20. A pebp-2 according to claim 14 having an amino acid sequence according to Figure 11 (SEQ ID NO:6).

21. A pebp-2 according to claim 14 having a molecular weight of approximately 20 kDa and having an isoelectric point of approximately 8.77. or an analogue, variant, mutant or functional equivalent thereof.

22. A pebp-2 according to claim 21 having an amino acid sequence according to Figure 10 (SEQ ID NO:4).

23. A pebp-2 according to any one of claims 19 to 22 having a nucleic acid or amino acid sequence according to Figure 1 (SEQ ID NO:1) or (SEQ ID

NO:2), or an analogue, variant, mutant or functional equivalent thereof.

24. A composition comprising a pebp-2 according to any one of claims 11 , or 18 to 23 and a carrier.

25. A polyclonal or monoclonal antibody reactive against a polypeptide or part thereof encoded by a nucleic acid sequence according to any one of claims 1 to 8.

26. A method of regulating a pebp-2 associated activity said method comprising administering to a mammal in need thereof an effective amount of a composition according to claim 24.

27. A method of treating or preventing a condition associated with pebp-2 comprising administering to a mammal in need thereof an effective amount of a composition according to claim 24 .

28. A method of diagnosing a condition associated with pebp-2 comprising detecting the presence or absence of pebp-2 or parts thereof according to any one of claims 18 to 23.

29. A method according to claims 27 or 28 wherein the condition is selected from the group including male infertility, neurodegenerative disease, cancer or cardiac hypertrophy.
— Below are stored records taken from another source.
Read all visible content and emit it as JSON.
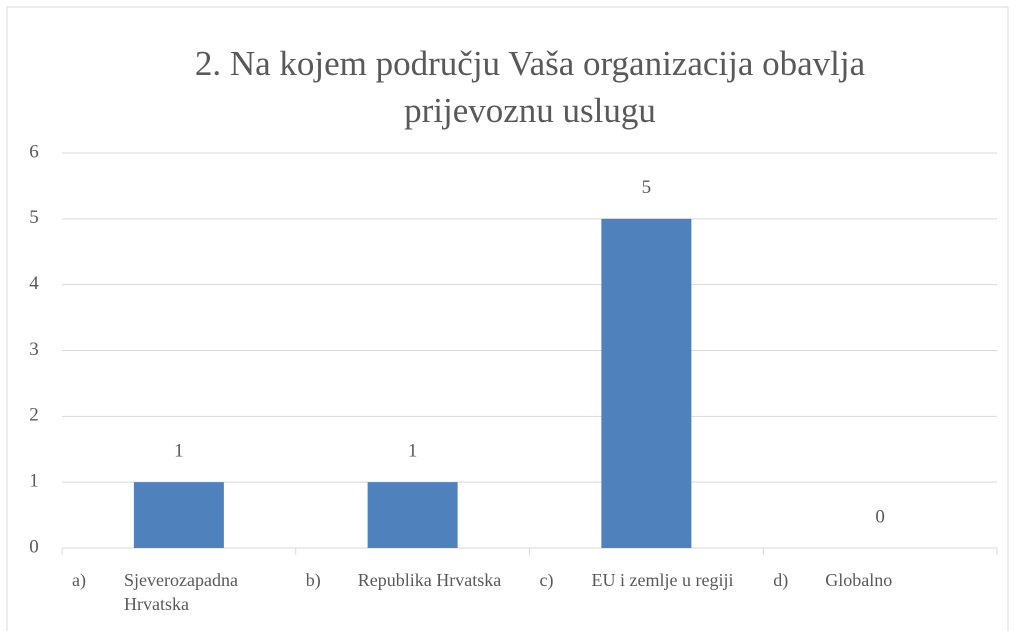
{
  "chart_data": {
    "type": "bar",
    "title": "2. Na kojem području Vaša organizacija obavlja prijevoznu uslugu",
    "categories": [
      "a) Sjeverozapadna Hrvatska",
      "b) Republika Hrvatska",
      "c) EU i zemlje u regiji",
      "d) Globalno"
    ],
    "values": [
      1,
      1,
      5,
      0
    ],
    "color": "#4f81bd",
    "ylim": [
      0,
      6
    ],
    "yticks": [
      0,
      1,
      2,
      3,
      4,
      5,
      6
    ],
    "grid": true
  }
}
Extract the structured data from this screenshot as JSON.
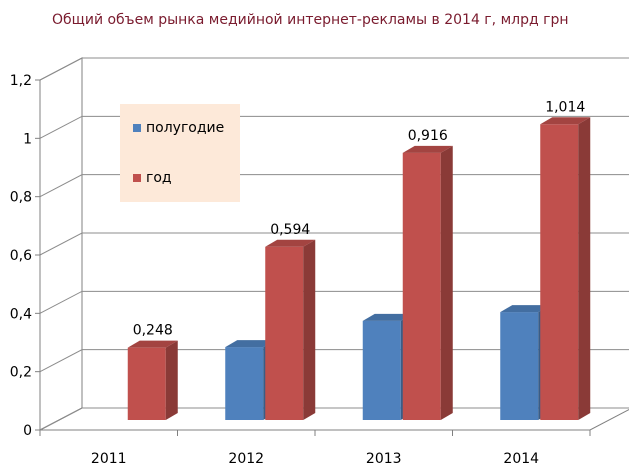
{
  "chart_data": {
    "type": "bar",
    "title": "Общий объем рынка медийной интернет-рекламы в 2014 г, млрд грн",
    "categories": [
      "2011",
      "2012",
      "2013",
      "2014"
    ],
    "series": [
      {
        "name": "полугодие",
        "values": [
          0,
          0.25,
          0.34,
          0.37
        ],
        "color": "#4f81bd"
      },
      {
        "name": "год",
        "values": [
          0.248,
          0.594,
          0.916,
          1.014
        ],
        "color": "#c0504d"
      }
    ],
    "data_labels": [
      {
        "series": "год",
        "category": "2011",
        "text": "0,248"
      },
      {
        "series": "год",
        "category": "2012",
        "text": "0,594"
      },
      {
        "series": "год",
        "category": "2013",
        "text": "0,916"
      },
      {
        "series": "год",
        "category": "2014",
        "text": "1,014"
      }
    ],
    "yticks": [
      "0",
      "0,2",
      "0,4",
      "0,6",
      "0,8",
      "1",
      "1,2"
    ],
    "ylim": [
      0,
      1.2
    ],
    "grid": true,
    "style": "3d-clustered-column",
    "legend_position": "top-left",
    "legend_background": "#fde9d9"
  }
}
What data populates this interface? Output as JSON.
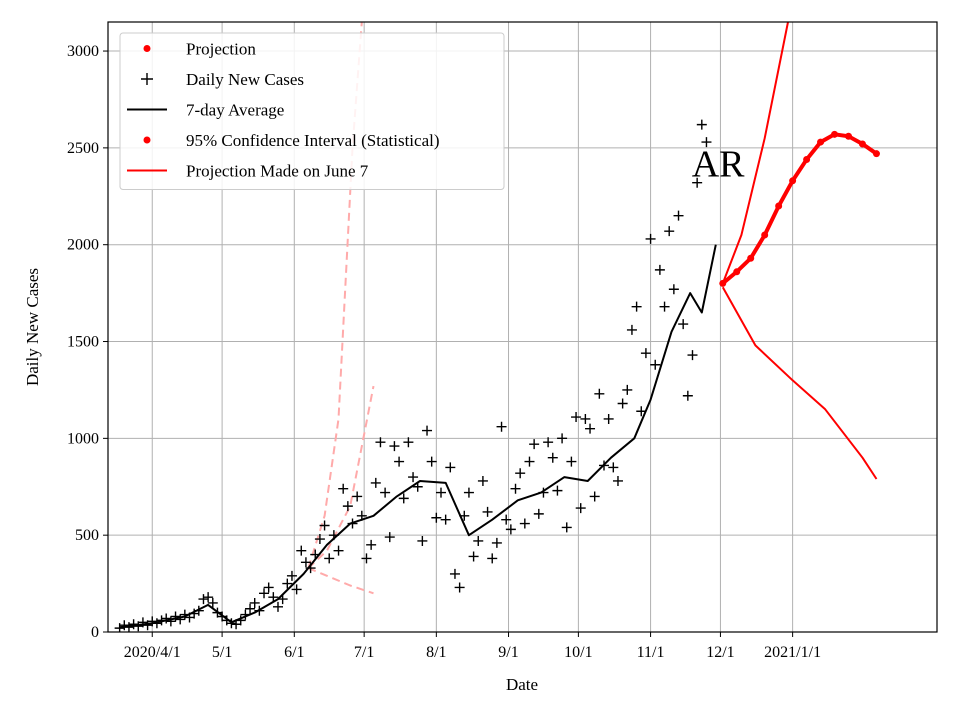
{
  "chart_data": {
    "type": "line",
    "title": "",
    "xlabel": "Date",
    "ylabel": "Daily New Cases",
    "x_range": [
      "2020-03-13",
      "2021-03-04"
    ],
    "ylim": [
      0,
      3150
    ],
    "grid": true,
    "legend_position": "top-left",
    "x_ticks": [
      {
        "date": "2020-04-01",
        "label": "2020/4/1"
      },
      {
        "date": "2020-05-01",
        "label": "5/1"
      },
      {
        "date": "2020-06-01",
        "label": "6/1"
      },
      {
        "date": "2020-07-01",
        "label": "7/1"
      },
      {
        "date": "2020-08-01",
        "label": "8/1"
      },
      {
        "date": "2020-09-01",
        "label": "9/1"
      },
      {
        "date": "2020-10-01",
        "label": "10/1"
      },
      {
        "date": "2020-11-01",
        "label": "11/1"
      },
      {
        "date": "2020-12-01",
        "label": "12/1"
      },
      {
        "date": "2021-01-01",
        "label": "2021/1/1"
      }
    ],
    "y_ticks": [
      0,
      500,
      1000,
      1500,
      2000,
      2500,
      3000
    ],
    "annotation": {
      "text": "AR",
      "date": "2020-11-30",
      "y": 2420
    },
    "legend": [
      {
        "label": "Projection",
        "marker": "dot",
        "color": "#ff0000"
      },
      {
        "label": "Daily New Cases",
        "marker": "plus",
        "color": "#000000"
      },
      {
        "label": "7-day Average",
        "marker": "line",
        "color": "#000000"
      },
      {
        "label": "95% Confidence Interval (Statistical)",
        "marker": "dot",
        "color": "#ff0000"
      },
      {
        "label": "Projection Made on June 7",
        "marker": "line",
        "color": "#ff0000"
      }
    ],
    "series": [
      {
        "name": "Daily New Cases",
        "style": "plus",
        "color": "#000000",
        "points": [
          [
            "2020-03-18",
            20
          ],
          [
            "2020-03-20",
            35
          ],
          [
            "2020-03-22",
            25
          ],
          [
            "2020-03-24",
            40
          ],
          [
            "2020-03-26",
            30
          ],
          [
            "2020-03-28",
            50
          ],
          [
            "2020-03-30",
            35
          ],
          [
            "2020-04-01",
            55
          ],
          [
            "2020-04-03",
            45
          ],
          [
            "2020-04-05",
            60
          ],
          [
            "2020-04-07",
            70
          ],
          [
            "2020-04-09",
            55
          ],
          [
            "2020-04-11",
            80
          ],
          [
            "2020-04-13",
            65
          ],
          [
            "2020-04-15",
            90
          ],
          [
            "2020-04-17",
            75
          ],
          [
            "2020-04-19",
            95
          ],
          [
            "2020-04-21",
            110
          ],
          [
            "2020-04-23",
            170
          ],
          [
            "2020-04-25",
            180
          ],
          [
            "2020-04-27",
            150
          ],
          [
            "2020-04-29",
            100
          ],
          [
            "2020-05-01",
            80
          ],
          [
            "2020-05-03",
            60
          ],
          [
            "2020-05-05",
            45
          ],
          [
            "2020-05-07",
            40
          ],
          [
            "2020-05-09",
            60
          ],
          [
            "2020-05-11",
            90
          ],
          [
            "2020-05-13",
            120
          ],
          [
            "2020-05-15",
            150
          ],
          [
            "2020-05-17",
            110
          ],
          [
            "2020-05-19",
            200
          ],
          [
            "2020-05-21",
            230
          ],
          [
            "2020-05-23",
            180
          ],
          [
            "2020-05-25",
            130
          ],
          [
            "2020-05-27",
            170
          ],
          [
            "2020-05-29",
            250
          ],
          [
            "2020-05-31",
            290
          ],
          [
            "2020-06-02",
            220
          ],
          [
            "2020-06-04",
            420
          ],
          [
            "2020-06-06",
            360
          ],
          [
            "2020-06-08",
            330
          ],
          [
            "2020-06-10",
            400
          ],
          [
            "2020-06-12",
            480
          ],
          [
            "2020-06-14",
            550
          ],
          [
            "2020-06-16",
            380
          ],
          [
            "2020-06-18",
            500
          ],
          [
            "2020-06-20",
            420
          ],
          [
            "2020-06-22",
            740
          ],
          [
            "2020-06-24",
            650
          ],
          [
            "2020-06-26",
            560
          ],
          [
            "2020-06-28",
            700
          ],
          [
            "2020-06-30",
            600
          ],
          [
            "2020-07-02",
            380
          ],
          [
            "2020-07-04",
            450
          ],
          [
            "2020-07-06",
            770
          ],
          [
            "2020-07-08",
            980
          ],
          [
            "2020-07-10",
            720
          ],
          [
            "2020-07-12",
            490
          ],
          [
            "2020-07-14",
            960
          ],
          [
            "2020-07-16",
            880
          ],
          [
            "2020-07-18",
            690
          ],
          [
            "2020-07-20",
            980
          ],
          [
            "2020-07-22",
            800
          ],
          [
            "2020-07-24",
            750
          ],
          [
            "2020-07-26",
            470
          ],
          [
            "2020-07-28",
            1040
          ],
          [
            "2020-07-30",
            880
          ],
          [
            "2020-08-01",
            590
          ],
          [
            "2020-08-03",
            720
          ],
          [
            "2020-08-05",
            580
          ],
          [
            "2020-08-07",
            850
          ],
          [
            "2020-08-09",
            300
          ],
          [
            "2020-08-11",
            230
          ],
          [
            "2020-08-13",
            600
          ],
          [
            "2020-08-15",
            720
          ],
          [
            "2020-08-17",
            390
          ],
          [
            "2020-08-19",
            470
          ],
          [
            "2020-08-21",
            780
          ],
          [
            "2020-08-23",
            620
          ],
          [
            "2020-08-25",
            380
          ],
          [
            "2020-08-27",
            460
          ],
          [
            "2020-08-29",
            1060
          ],
          [
            "2020-08-31",
            580
          ],
          [
            "2020-09-02",
            530
          ],
          [
            "2020-09-04",
            740
          ],
          [
            "2020-09-06",
            820
          ],
          [
            "2020-09-08",
            560
          ],
          [
            "2020-09-10",
            880
          ],
          [
            "2020-09-12",
            970
          ],
          [
            "2020-09-14",
            610
          ],
          [
            "2020-09-16",
            720
          ],
          [
            "2020-09-18",
            980
          ],
          [
            "2020-09-20",
            900
          ],
          [
            "2020-09-22",
            730
          ],
          [
            "2020-09-24",
            1000
          ],
          [
            "2020-09-26",
            540
          ],
          [
            "2020-09-28",
            880
          ],
          [
            "2020-09-30",
            1110
          ],
          [
            "2020-10-02",
            640
          ],
          [
            "2020-10-04",
            1100
          ],
          [
            "2020-10-06",
            1050
          ],
          [
            "2020-10-08",
            700
          ],
          [
            "2020-10-10",
            1230
          ],
          [
            "2020-10-12",
            860
          ],
          [
            "2020-10-14",
            1100
          ],
          [
            "2020-10-16",
            850
          ],
          [
            "2020-10-18",
            780
          ],
          [
            "2020-10-20",
            1180
          ],
          [
            "2020-10-22",
            1250
          ],
          [
            "2020-10-24",
            1560
          ],
          [
            "2020-10-26",
            1680
          ],
          [
            "2020-10-28",
            1140
          ],
          [
            "2020-10-30",
            1440
          ],
          [
            "2020-11-01",
            2030
          ],
          [
            "2020-11-03",
            1380
          ],
          [
            "2020-11-05",
            1870
          ],
          [
            "2020-11-07",
            1680
          ],
          [
            "2020-11-09",
            2070
          ],
          [
            "2020-11-11",
            1770
          ],
          [
            "2020-11-13",
            2150
          ],
          [
            "2020-11-15",
            1590
          ],
          [
            "2020-11-17",
            1220
          ],
          [
            "2020-11-19",
            1430
          ],
          [
            "2020-11-21",
            2320
          ],
          [
            "2020-11-23",
            2620
          ],
          [
            "2020-11-25",
            2530
          ]
        ]
      },
      {
        "name": "7-day Average",
        "style": "line",
        "color": "#000000",
        "points": [
          [
            "2020-03-18",
            25
          ],
          [
            "2020-04-01",
            45
          ],
          [
            "2020-04-15",
            80
          ],
          [
            "2020-04-25",
            140
          ],
          [
            "2020-05-05",
            50
          ],
          [
            "2020-05-15",
            100
          ],
          [
            "2020-05-25",
            170
          ],
          [
            "2020-06-05",
            300
          ],
          [
            "2020-06-15",
            450
          ],
          [
            "2020-06-25",
            560
          ],
          [
            "2020-07-05",
            600
          ],
          [
            "2020-07-15",
            700
          ],
          [
            "2020-07-25",
            780
          ],
          [
            "2020-08-05",
            770
          ],
          [
            "2020-08-15",
            500
          ],
          [
            "2020-08-25",
            580
          ],
          [
            "2020-09-05",
            680
          ],
          [
            "2020-09-15",
            720
          ],
          [
            "2020-09-25",
            800
          ],
          [
            "2020-10-05",
            780
          ],
          [
            "2020-10-15",
            900
          ],
          [
            "2020-10-25",
            1000
          ],
          [
            "2020-11-01",
            1200
          ],
          [
            "2020-11-10",
            1550
          ],
          [
            "2020-11-18",
            1750
          ],
          [
            "2020-11-23",
            1650
          ],
          [
            "2020-11-29",
            2000
          ]
        ]
      },
      {
        "name": "Projection",
        "style": "dots",
        "color": "#ff0000",
        "points": [
          [
            "2020-12-02",
            1800
          ],
          [
            "2020-12-08",
            1860
          ],
          [
            "2020-12-14",
            1930
          ],
          [
            "2020-12-20",
            2050
          ],
          [
            "2020-12-26",
            2200
          ],
          [
            "2021-01-01",
            2330
          ],
          [
            "2021-01-07",
            2440
          ],
          [
            "2021-01-13",
            2530
          ],
          [
            "2021-01-19",
            2570
          ],
          [
            "2021-01-25",
            2560
          ],
          [
            "2021-01-31",
            2520
          ],
          [
            "2021-02-06",
            2470
          ]
        ]
      },
      {
        "name": "95% Confidence Interval (Statistical)",
        "style": "line",
        "color": "#ff0000",
        "points": [
          [
            "2020-12-02",
            1800
          ],
          [
            "2020-12-10",
            2050
          ],
          [
            "2020-12-20",
            2550
          ],
          [
            "2020-12-30",
            3150
          ]
        ]
      },
      {
        "name": "95% Confidence Interval (Statistical)",
        "style": "line",
        "color": "#ff0000",
        "points": [
          [
            "2020-12-02",
            1780
          ],
          [
            "2020-12-16",
            1480
          ],
          [
            "2021-01-01",
            1300
          ],
          [
            "2021-01-15",
            1150
          ],
          [
            "2021-01-31",
            900
          ],
          [
            "2021-02-06",
            790
          ]
        ]
      },
      {
        "name": "Projection Made on June 7",
        "style": "dashed",
        "color": "#ffaaaa",
        "points": [
          [
            "2020-06-07",
            330
          ],
          [
            "2020-06-15",
            420
          ],
          [
            "2020-06-25",
            650
          ],
          [
            "2020-07-05",
            1270
          ]
        ]
      },
      {
        "name": "Projection Made on June 7",
        "style": "dashed",
        "color": "#ffaaaa",
        "points": [
          [
            "2020-06-07",
            330
          ],
          [
            "2020-06-14",
            600
          ],
          [
            "2020-06-20",
            1100
          ],
          [
            "2020-06-26",
            2500
          ],
          [
            "2020-06-30",
            3150
          ]
        ]
      },
      {
        "name": "Projection Made on June 7",
        "style": "dashed",
        "color": "#ffaaaa",
        "points": [
          [
            "2020-06-07",
            330
          ],
          [
            "2020-06-15",
            290
          ],
          [
            "2020-06-25",
            240
          ],
          [
            "2020-07-05",
            200
          ]
        ]
      }
    ]
  }
}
30. A method of regulating the MAP kinase pathway said method comprising administering to a mammal in need thereof an effective amount of an antibody according to claim 25 or of a composition according to 24.

31. A diagnostic kit for detecting a condition associated with pebp-2, said kit comprising an antibody according to claim 25 and a means for detecting a reaction between pebp-2 and the antibody.